A group of Congress members is calling for President-elect Joe Biden to prohibit the use of the death penalty after a recent execution in Indiana sparked backlash.

In a letter sent to Biden on Tuesday, Massachusetts Rep. Ayanna Pressley urged him to “stop all federal executions, prohibit United States Attorneys from seeking the death penalty, dismantle death row at FCC Terre Haute, and call for the resentencing of people who are currently sentenced to death.”

Over three dozen members of Congress signed the letter, calling for Biden to adopt his campaign promise of creating a moratorium on the federal death penalty. The letter urged the former vice president to sign an executive order prohibiting the penalty on his first day in office.

“As you know, capital punishment is unjust, racist, and defective. The United States stands alone among its peers in executing its own citizens,” it continued. “The barbaric punishment denies the dignity and humanity of all people, but it is disproportionately applied to people who are Black, Latinx, and poor.”

The letter noted that while black people represent roughly 13% of the U.S. population, they account for 42% of federal executions.

Calls to curb the death penalty gained steam on social media platforms following the execution of Brandon Bernard, a black man who, at 18 years old, helped his friends kidnap a family before watching his friend shoot the victims in the head and assisting in the destruction of the family’s vehicle via fire.
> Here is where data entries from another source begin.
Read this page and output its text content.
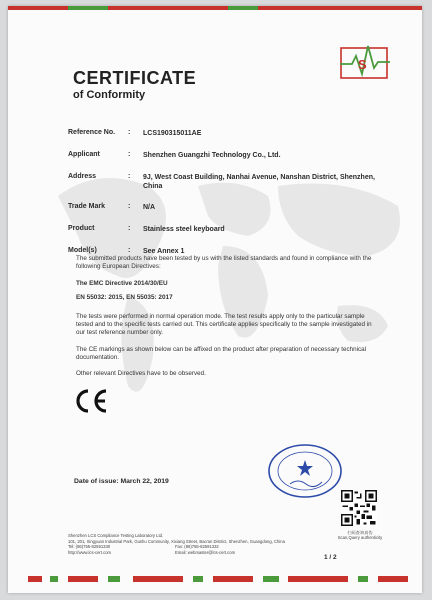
S
CERTIFICATE
of Conformity
Reference No.	: LCS190315011AE
Applicant	: Shenzhen Guangzhi Technology Co., Ltd.
Address	: 9J, West Coast Building, Nanhai Avenue, Nanshan District, Shenzhen, China
Trade Mark	: N/A
Product	: Stainless steel keyboard
Model(s)	: See Annex 1
The submitted products have been tested by us with the listed standards and found in compliance with the following European Directives:
The EMC Directive 2014/30/EU
EN 55032: 2015, EN 55035: 2017
The tests were performed in normal operation mode. The test results apply only to the particular sample tested and to the specific tests carried out. This certificate applies specifically to the sample investigated in our test reference number only.
The CE markings as shown below can be affixed on the product after preparation of necessary technical documentation.
Other relevant Directives have to be observed.
Date of issue: March 22, 2019
Shenzhen LCS Compliance Testing Laboratory Ltd.
101, 201, Xingyuan Industrial Park, Gushu Community, Xixiang Street, Bao'an District, Shenzhen, Guangdong, China
Tel: (86)755-82591330	Fax: (86)755-82591332
http://www.lcs-cert.com	Email: webmaster@lcs-cert.com
扫码查询真伪
Scan,Query authenticity
1 / 2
Defense attorneys argued in court and in a petition for clemency from President Trump that Bernard was a low-ranking, subservient member of the group, and they say both victims were likely dead before Bernard doused their car with lighter fluid and set it on fire, a claim that conflicts with government testimony at the trial.

Last week, executions continued with Alfred Bourgeois, who became the 10th person to be executed by the federal government under the Trump administration, the most since the presidency of Grover Cleveland in the 1890s.

In 2019, Attorney General William Barr ordered federal executions to resume, marking the first executions since 2003.